Transform Domain Analysis of Sequences.

In cryptanalysis, security of ciphers vis-a-vis attacks is gauged against three criteria of complexities, i.e., computations, memory and time. Some features may not be so apparent in a particular domain, and their analysis in a transformed domain often reveals interesting patterns. Moreover, the complexity criteria in different domains are different and performance improvements are often achieved by transforming the problem in an alternate domain. Owing to the results of coding theory and signal processing, Discrete Fourier Transform (DFT) based attacks have proven to be efficient than algebraic attacks in terms of their computational complexity. Motivated by DFT based attacks, we present a transform domain analysis of Linear Feedback Shift Register(LFSR) based sequence generators. The time and frequency domain behavior of non-linear filter and combiner generators is discussed along with some novel observations based on the Chinese Remainder Theorem (CRT).
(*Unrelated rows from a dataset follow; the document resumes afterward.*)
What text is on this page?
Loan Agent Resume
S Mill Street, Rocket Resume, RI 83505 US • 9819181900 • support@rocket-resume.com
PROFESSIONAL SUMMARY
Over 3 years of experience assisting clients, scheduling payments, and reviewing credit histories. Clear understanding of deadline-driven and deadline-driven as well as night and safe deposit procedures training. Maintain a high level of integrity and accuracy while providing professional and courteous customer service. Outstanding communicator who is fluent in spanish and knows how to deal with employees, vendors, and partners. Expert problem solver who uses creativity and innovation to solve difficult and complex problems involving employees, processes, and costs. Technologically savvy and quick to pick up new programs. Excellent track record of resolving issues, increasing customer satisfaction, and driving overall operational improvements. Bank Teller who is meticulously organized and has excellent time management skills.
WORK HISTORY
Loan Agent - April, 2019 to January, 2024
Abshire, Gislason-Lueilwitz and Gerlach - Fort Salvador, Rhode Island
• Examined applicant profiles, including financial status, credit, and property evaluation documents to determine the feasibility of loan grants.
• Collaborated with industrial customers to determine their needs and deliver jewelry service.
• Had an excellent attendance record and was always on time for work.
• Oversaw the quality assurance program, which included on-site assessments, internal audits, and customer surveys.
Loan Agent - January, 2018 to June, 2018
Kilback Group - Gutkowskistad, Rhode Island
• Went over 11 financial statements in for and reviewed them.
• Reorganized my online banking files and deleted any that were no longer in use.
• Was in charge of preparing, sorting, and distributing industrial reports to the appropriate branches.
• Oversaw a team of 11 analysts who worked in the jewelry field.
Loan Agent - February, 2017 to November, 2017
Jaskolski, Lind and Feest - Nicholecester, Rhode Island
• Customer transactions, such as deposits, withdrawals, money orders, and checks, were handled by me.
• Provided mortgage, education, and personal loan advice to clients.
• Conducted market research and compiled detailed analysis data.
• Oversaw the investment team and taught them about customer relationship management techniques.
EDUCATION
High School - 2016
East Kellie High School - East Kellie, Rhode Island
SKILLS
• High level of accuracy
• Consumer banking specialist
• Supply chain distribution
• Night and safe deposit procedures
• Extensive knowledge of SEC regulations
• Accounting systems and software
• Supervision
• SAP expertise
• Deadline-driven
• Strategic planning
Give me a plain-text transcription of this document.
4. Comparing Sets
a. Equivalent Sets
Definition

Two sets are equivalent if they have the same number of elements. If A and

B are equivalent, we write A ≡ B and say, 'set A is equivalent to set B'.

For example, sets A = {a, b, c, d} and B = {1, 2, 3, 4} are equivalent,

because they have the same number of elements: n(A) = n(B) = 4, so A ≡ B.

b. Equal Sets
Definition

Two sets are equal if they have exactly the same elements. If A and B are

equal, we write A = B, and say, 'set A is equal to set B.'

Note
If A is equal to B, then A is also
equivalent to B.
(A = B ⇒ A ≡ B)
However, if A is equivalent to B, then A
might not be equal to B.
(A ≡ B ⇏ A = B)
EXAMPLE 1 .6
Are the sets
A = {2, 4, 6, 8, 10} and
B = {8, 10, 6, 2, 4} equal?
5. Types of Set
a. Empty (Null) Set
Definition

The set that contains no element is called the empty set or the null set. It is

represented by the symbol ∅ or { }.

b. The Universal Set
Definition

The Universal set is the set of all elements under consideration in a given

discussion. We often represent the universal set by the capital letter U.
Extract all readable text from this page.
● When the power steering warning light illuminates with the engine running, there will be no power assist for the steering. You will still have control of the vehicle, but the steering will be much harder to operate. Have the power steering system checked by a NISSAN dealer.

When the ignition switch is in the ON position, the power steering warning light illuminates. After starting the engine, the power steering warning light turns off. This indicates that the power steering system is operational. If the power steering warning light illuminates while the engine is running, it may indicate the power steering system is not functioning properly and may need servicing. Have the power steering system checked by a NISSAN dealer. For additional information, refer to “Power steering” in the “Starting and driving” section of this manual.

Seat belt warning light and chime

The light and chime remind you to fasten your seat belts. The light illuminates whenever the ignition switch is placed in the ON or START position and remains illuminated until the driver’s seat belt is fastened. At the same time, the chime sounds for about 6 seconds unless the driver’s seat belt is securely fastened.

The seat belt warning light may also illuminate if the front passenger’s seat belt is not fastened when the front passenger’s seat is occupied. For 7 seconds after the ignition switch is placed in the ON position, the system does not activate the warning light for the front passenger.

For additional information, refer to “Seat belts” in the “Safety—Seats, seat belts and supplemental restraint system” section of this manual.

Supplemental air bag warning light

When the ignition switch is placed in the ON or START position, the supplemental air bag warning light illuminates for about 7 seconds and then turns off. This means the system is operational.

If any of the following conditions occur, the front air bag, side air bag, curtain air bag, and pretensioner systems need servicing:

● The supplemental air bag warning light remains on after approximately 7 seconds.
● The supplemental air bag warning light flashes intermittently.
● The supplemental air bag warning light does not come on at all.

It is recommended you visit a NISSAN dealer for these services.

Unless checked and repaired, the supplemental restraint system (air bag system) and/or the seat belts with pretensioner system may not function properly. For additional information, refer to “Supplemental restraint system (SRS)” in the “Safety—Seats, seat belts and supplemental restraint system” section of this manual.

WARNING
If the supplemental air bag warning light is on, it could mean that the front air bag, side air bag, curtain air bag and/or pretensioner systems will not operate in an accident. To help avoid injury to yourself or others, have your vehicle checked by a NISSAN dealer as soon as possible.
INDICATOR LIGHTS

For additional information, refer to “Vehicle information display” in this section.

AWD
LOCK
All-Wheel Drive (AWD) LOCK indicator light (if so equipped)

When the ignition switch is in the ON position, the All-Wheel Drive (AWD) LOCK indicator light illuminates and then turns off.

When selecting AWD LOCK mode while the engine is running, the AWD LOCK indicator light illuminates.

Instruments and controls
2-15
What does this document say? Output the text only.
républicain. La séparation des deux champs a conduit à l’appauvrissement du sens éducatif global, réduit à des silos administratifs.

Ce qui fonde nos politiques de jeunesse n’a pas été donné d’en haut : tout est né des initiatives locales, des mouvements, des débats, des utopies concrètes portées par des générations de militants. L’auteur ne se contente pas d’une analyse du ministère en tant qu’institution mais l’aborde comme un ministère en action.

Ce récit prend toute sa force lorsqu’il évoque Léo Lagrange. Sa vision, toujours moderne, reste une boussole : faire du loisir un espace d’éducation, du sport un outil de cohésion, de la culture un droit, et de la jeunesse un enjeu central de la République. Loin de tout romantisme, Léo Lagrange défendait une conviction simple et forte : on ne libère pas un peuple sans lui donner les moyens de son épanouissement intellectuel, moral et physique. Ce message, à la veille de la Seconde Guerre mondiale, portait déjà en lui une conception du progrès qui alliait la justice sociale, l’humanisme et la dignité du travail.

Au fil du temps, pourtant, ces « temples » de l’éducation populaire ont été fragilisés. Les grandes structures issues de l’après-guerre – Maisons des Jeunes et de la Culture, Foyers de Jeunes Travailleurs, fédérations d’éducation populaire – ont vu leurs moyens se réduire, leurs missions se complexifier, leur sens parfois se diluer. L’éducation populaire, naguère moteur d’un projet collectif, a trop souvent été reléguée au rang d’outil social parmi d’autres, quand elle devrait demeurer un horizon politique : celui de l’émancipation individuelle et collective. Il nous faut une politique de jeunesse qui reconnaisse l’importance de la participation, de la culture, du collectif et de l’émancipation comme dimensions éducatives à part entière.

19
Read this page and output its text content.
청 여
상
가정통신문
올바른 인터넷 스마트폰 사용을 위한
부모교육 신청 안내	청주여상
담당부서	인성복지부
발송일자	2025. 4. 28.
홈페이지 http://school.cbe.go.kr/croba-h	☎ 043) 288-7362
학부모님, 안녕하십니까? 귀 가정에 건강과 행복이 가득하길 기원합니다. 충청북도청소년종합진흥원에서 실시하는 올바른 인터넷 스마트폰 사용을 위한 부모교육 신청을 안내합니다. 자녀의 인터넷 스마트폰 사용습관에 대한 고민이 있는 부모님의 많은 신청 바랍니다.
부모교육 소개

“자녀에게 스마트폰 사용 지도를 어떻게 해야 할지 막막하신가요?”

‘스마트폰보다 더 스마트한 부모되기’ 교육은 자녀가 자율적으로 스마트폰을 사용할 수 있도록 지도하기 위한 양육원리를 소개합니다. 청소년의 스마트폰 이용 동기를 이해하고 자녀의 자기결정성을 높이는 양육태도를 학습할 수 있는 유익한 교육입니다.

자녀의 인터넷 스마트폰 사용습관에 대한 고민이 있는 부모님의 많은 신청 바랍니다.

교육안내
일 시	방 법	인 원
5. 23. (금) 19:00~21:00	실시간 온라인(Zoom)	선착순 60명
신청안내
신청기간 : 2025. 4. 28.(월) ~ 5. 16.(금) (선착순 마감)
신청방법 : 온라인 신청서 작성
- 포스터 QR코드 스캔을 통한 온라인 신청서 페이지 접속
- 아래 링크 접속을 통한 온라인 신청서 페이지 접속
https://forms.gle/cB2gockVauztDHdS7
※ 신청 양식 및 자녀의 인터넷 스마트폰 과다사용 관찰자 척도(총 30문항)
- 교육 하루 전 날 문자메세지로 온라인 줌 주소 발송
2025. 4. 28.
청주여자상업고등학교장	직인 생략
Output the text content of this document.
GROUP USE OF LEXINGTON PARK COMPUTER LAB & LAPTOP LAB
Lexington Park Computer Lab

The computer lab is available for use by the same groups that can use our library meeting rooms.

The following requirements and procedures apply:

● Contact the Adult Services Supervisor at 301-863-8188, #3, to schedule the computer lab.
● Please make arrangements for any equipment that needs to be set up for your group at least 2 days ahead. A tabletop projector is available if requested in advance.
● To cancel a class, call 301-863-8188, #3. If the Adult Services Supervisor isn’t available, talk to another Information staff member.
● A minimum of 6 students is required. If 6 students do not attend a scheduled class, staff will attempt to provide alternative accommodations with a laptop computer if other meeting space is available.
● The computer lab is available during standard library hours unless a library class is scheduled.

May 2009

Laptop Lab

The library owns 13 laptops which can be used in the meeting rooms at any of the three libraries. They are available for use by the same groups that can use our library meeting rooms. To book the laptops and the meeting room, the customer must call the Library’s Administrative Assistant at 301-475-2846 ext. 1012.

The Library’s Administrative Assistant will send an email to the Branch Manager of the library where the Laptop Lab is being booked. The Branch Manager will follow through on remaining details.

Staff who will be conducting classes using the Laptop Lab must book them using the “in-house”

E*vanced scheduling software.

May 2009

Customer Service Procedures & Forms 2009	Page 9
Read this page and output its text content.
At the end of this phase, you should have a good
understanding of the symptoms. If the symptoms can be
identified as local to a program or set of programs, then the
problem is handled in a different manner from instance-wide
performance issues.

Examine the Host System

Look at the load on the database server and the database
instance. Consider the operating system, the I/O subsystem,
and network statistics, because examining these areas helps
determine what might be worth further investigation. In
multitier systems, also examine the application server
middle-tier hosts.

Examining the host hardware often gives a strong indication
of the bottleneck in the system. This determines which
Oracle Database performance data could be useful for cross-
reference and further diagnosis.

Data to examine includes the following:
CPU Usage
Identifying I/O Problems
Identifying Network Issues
CRT is exploited to establish patterns in LFSR sequences and underlying cyclic structures of finite fields. Application of DFT spectra attacks on combiner generators is also demonstrated. Our proposed method saves on the last stage computations of selective DFT attacks for combiner generators. The proposed approach is demonstrated on some examples of combiner generators and is scalable to general configuration of combiner generators.